Sterling fell on Friday with activity thinned by a US holiday and by nervousness ahead of Greece's referendum on accepting or rejecting international creditors' conditions for aid. The pound, which has gained in six of the eight weeks since Britain's May elections but has struggled to push on in the past two, touched an intraday high after data showed the services sector grew more than expected last month.
But like other major currencies, traders said any sense of clear direction has disappeared in the past week alongside uncertainty over whether Greece what might be a step towards leaving the euro. Retail trading platform FXPro's head of market analysis, Angus Campbell, said sterling would be among the currencies under pressure on Monday if Greece votes 'No' on Sunday.
"Either way I think the dollar will be attractive," he said and played down the impact of investors shifting money out of euro assets and into UK gilts in search of safety from any sell-off. "At the end of the day the euro zone is our main trading partner, so sterling is one of the currencies at risk of suffering from a shock from Greece," he said. Sterling rose to $1.5649 after the services data, but was back at $1.5601 by 1530 GMT, flat on the day. Against the euro, it was 0.3 percent weaker at 71.095 pence.
"The looming referendum just puts a dampener on absolutely everything because I don't think people really want to make any significant decisions ahead of that on almost anything - it's better to sit on your hands and wait and see what unfolds," Bank of New York Mellon's head of FX research, Simon Derrick, said. A purchasing managers' index (PMI) of private-sector services rose by 2 points in June to 58.5, topping all forecasts in a Reuters poll and staying comfortably above the 50 mark that divides growth and contraction.
The data followed Thursday's better-than-expected British construction survey, which showed activity grew at its fastest rate in four months in June, and confidence in the sector surged to an 11-year high after a lull before May's national election. But this week, the Bank of England's chief economist, Andy Haldane, said the bank should steer clear of an early interest rate hike, and warned of a strong pound's effect on growth.
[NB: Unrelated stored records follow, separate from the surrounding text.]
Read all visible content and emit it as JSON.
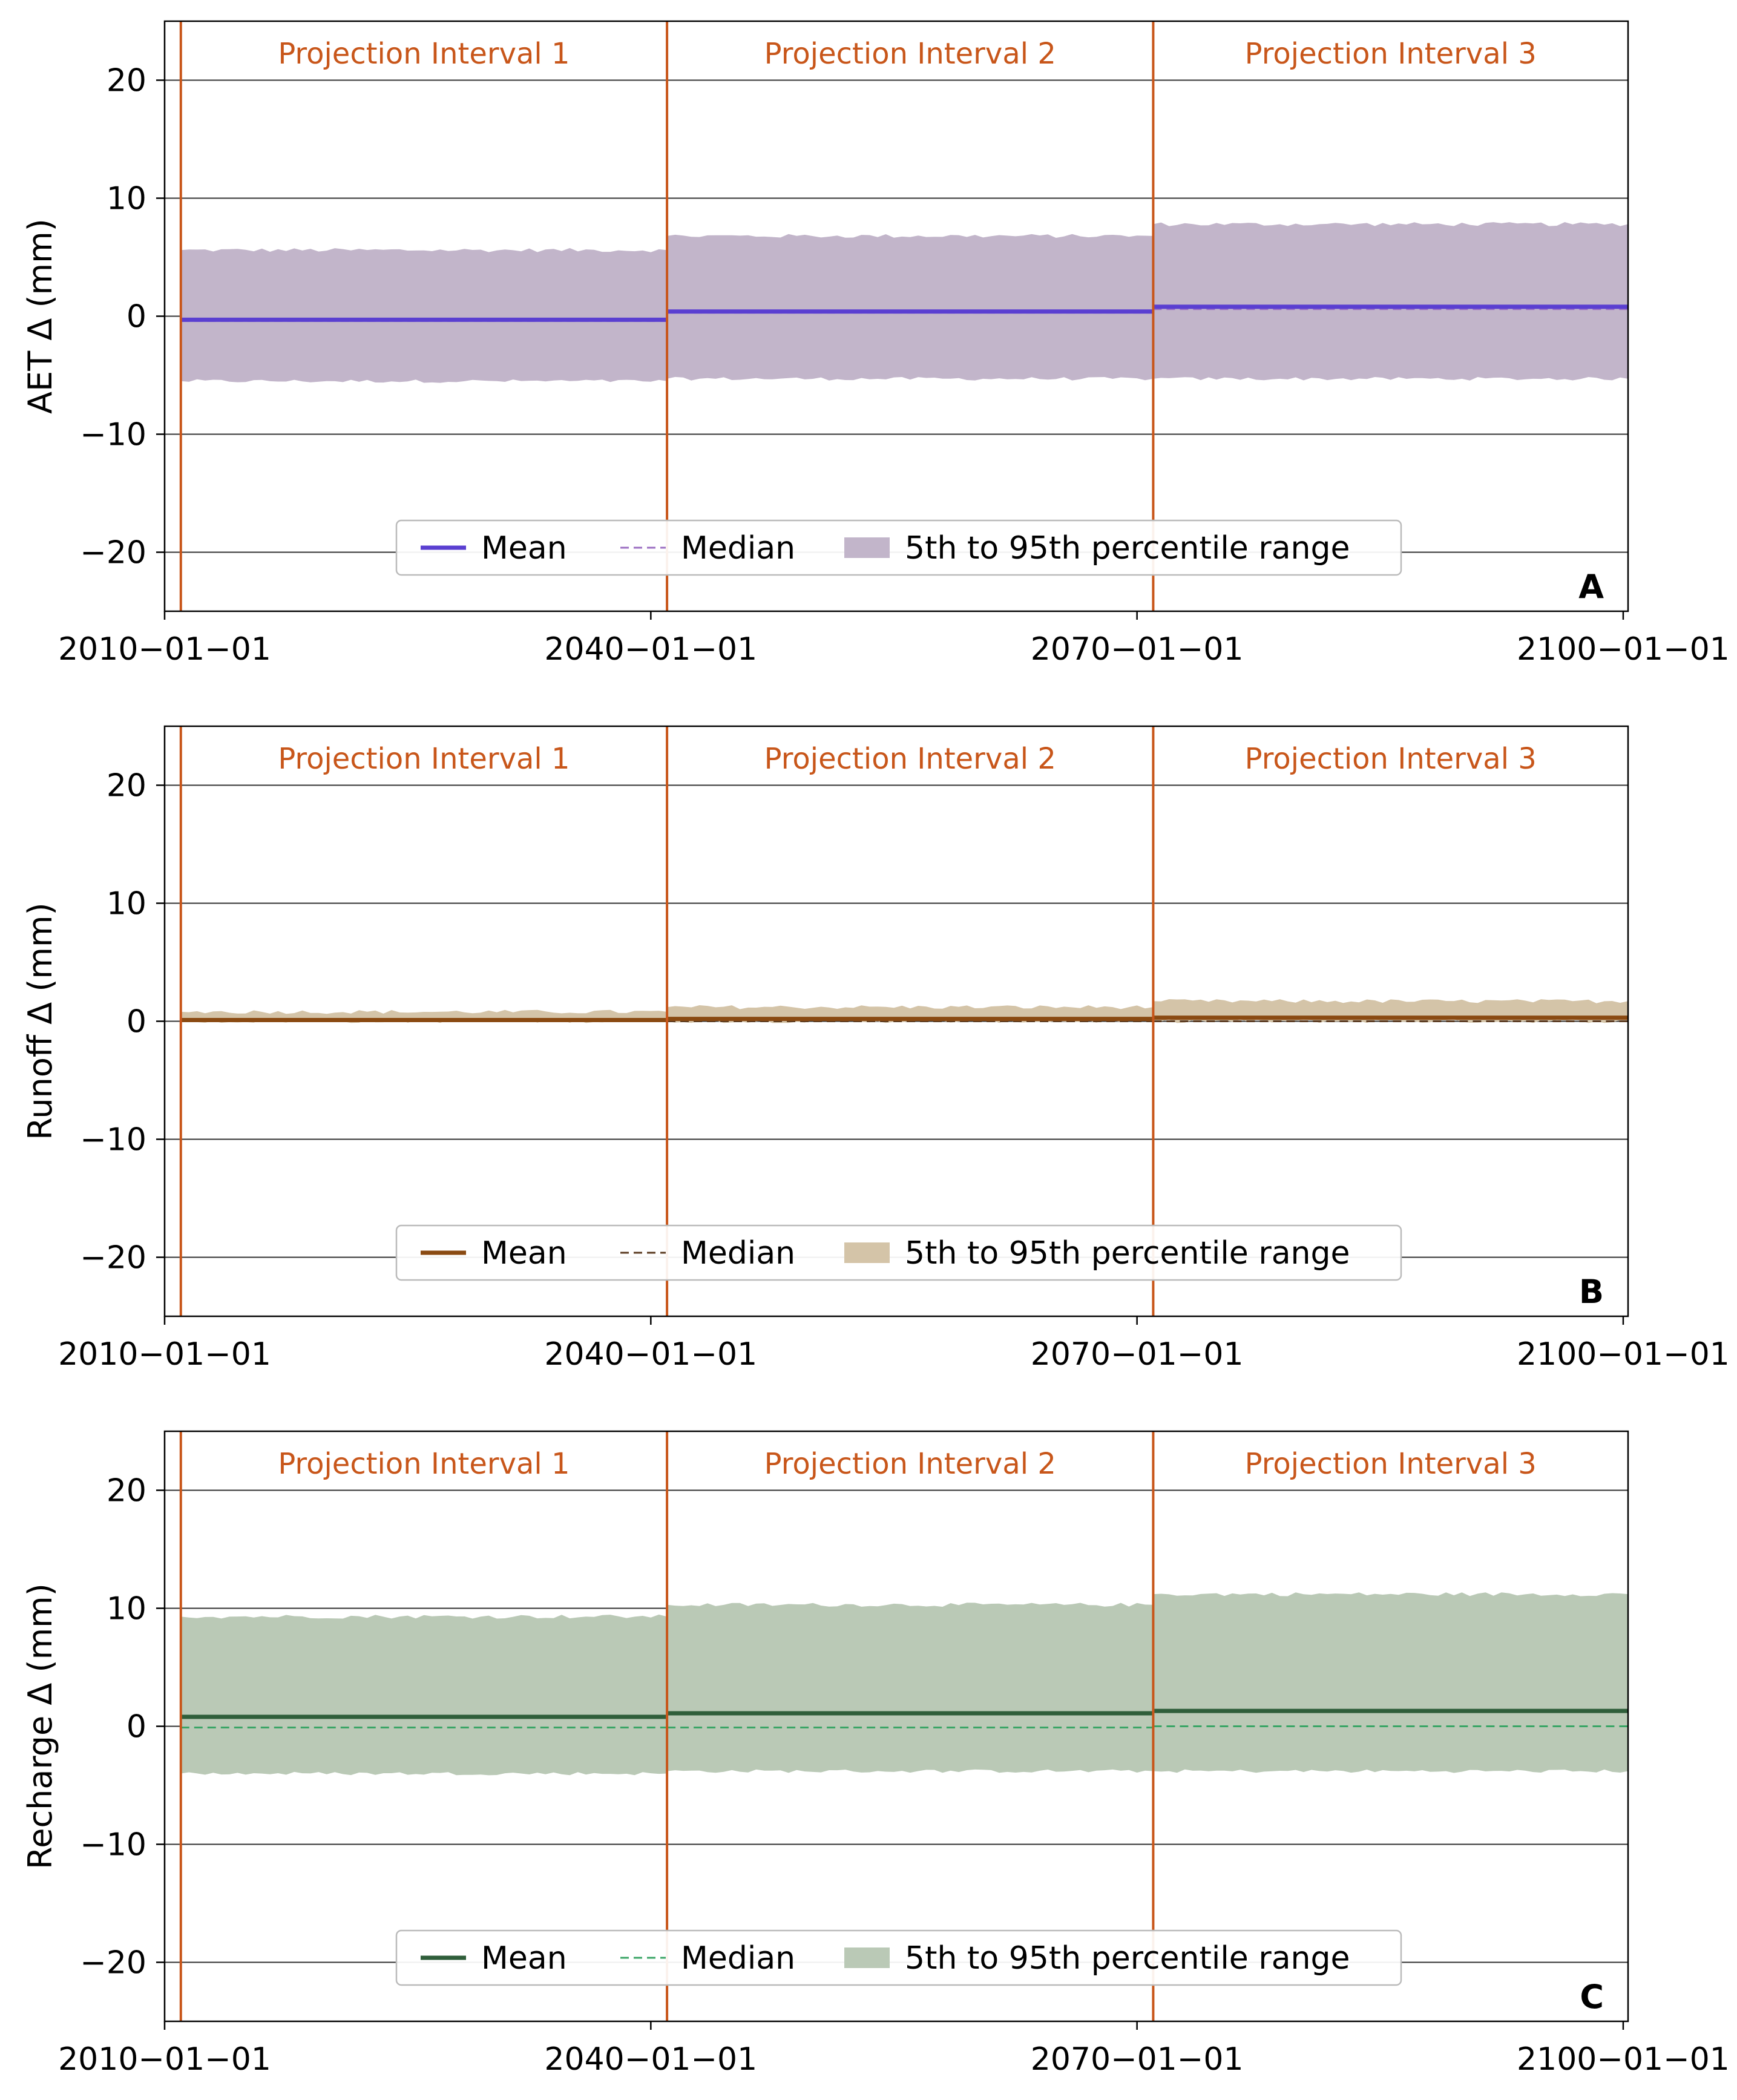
{
  "chart_data": [
    {
      "panel": "A",
      "type": "area",
      "ylabel": "AET Δ (mm)",
      "ylim": [
        -25,
        25
      ],
      "yticks": [
        -20,
        -10,
        0,
        10,
        20
      ],
      "ytick_labels": [
        "−20",
        "−10",
        "0",
        "10",
        "20"
      ],
      "xlim": [
        2010.0,
        2100.3
      ],
      "xticks": [
        2010,
        2040,
        2070,
        2100
      ],
      "xtick_labels": [
        "2010−01−01",
        "2040−01−01",
        "2070−01−01",
        "2100−01−01"
      ],
      "grid": true,
      "colors": {
        "mean": "#5a3fd1",
        "median": "#9b6fc2",
        "band": "#c2b5ca"
      },
      "intervals": [
        {
          "label": "Projection Interval 1",
          "start": 2011,
          "end": 2041,
          "mean": -0.3,
          "median": -0.4,
          "p5": -5.5,
          "p95": 5.6
        },
        {
          "label": "Projection Interval 2",
          "start": 2041,
          "end": 2071,
          "mean": 0.4,
          "median": 0.3,
          "p5": -5.3,
          "p95": 6.8
        },
        {
          "label": "Projection Interval 3",
          "start": 2071,
          "end": 2100.3,
          "mean": 0.8,
          "median": 0.6,
          "p5": -5.3,
          "p95": 7.8
        }
      ],
      "legend": {
        "mean": "Mean",
        "median": "Median",
        "band": "5th to 95th percentile range"
      },
      "legend_placement": "lower-center"
    },
    {
      "panel": "B",
      "type": "area",
      "ylabel": "Runoff Δ (mm)",
      "ylim": [
        -25,
        25
      ],
      "yticks": [
        -20,
        -10,
        0,
        10,
        20
      ],
      "ytick_labels": [
        "−20",
        "−10",
        "0",
        "10",
        "20"
      ],
      "xlim": [
        2010.0,
        2100.3
      ],
      "xticks": [
        2010,
        2040,
        2070,
        2100
      ],
      "xtick_labels": [
        "2010−01−01",
        "2040−01−01",
        "2070−01−01",
        "2100−01−01"
      ],
      "grid": true,
      "colors": {
        "mean": "#8a4a12",
        "median": "#5a3a20",
        "band": "#d4c4a8"
      },
      "intervals": [
        {
          "label": "Projection Interval 1",
          "start": 2011,
          "end": 2041,
          "mean": 0.1,
          "median": 0.0,
          "p5": 0.0,
          "p95": 0.8
        },
        {
          "label": "Projection Interval 2",
          "start": 2041,
          "end": 2071,
          "mean": 0.2,
          "median": 0.0,
          "p5": 0.0,
          "p95": 1.2
        },
        {
          "label": "Projection Interval 3",
          "start": 2071,
          "end": 2100.3,
          "mean": 0.3,
          "median": 0.0,
          "p5": 0.0,
          "p95": 1.7
        }
      ],
      "legend": {
        "mean": "Mean",
        "median": "Median",
        "band": "5th to 95th percentile range"
      },
      "legend_placement": "lower-center"
    },
    {
      "panel": "C",
      "type": "area",
      "ylabel": "Recharge Δ (mm)",
      "ylim": [
        -25,
        25
      ],
      "yticks": [
        -20,
        -10,
        0,
        10,
        20
      ],
      "ytick_labels": [
        "−20",
        "−10",
        "0",
        "10",
        "20"
      ],
      "xlim": [
        2010.0,
        2100.3
      ],
      "xticks": [
        2010,
        2040,
        2070,
        2100
      ],
      "xtick_labels": [
        "2010−01−01",
        "2040−01−01",
        "2070−01−01",
        "2100−01−01"
      ],
      "grid": true,
      "colors": {
        "mean": "#2f5e3a",
        "median": "#3aa566",
        "band": "#bac9b6"
      },
      "intervals": [
        {
          "label": "Projection Interval 1",
          "start": 2011,
          "end": 2041,
          "mean": 0.8,
          "median": -0.1,
          "p5": -4.0,
          "p95": 9.3
        },
        {
          "label": "Projection Interval 2",
          "start": 2041,
          "end": 2071,
          "mean": 1.1,
          "median": -0.1,
          "p5": -3.8,
          "p95": 10.3
        },
        {
          "label": "Projection Interval 3",
          "start": 2071,
          "end": 2100.3,
          "mean": 1.3,
          "median": 0.0,
          "p5": -3.8,
          "p95": 11.2
        }
      ],
      "legend": {
        "mean": "Mean",
        "median": "Median",
        "band": "5th to 95th percentile range"
      },
      "legend_placement": "lower-center"
    }
  ],
  "style": {
    "interval_line_color": "#c8561a",
    "interval_label_color": "#c8561a",
    "grid_color": "#333333"
  }
}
And Markit, which runs the PMI surveys with CIPS, said the recovery looks increasingly unbalanced. Growth in British manufacturing declined to its lowest in more than two years last month, according to its survey on Wednesday. "The consumer-driven recovery is unbalanced and can be undone by the next cyclical downturn in the economy when confidence drops back," CMC Markets analyst Jasper Lawler wrote in a research note.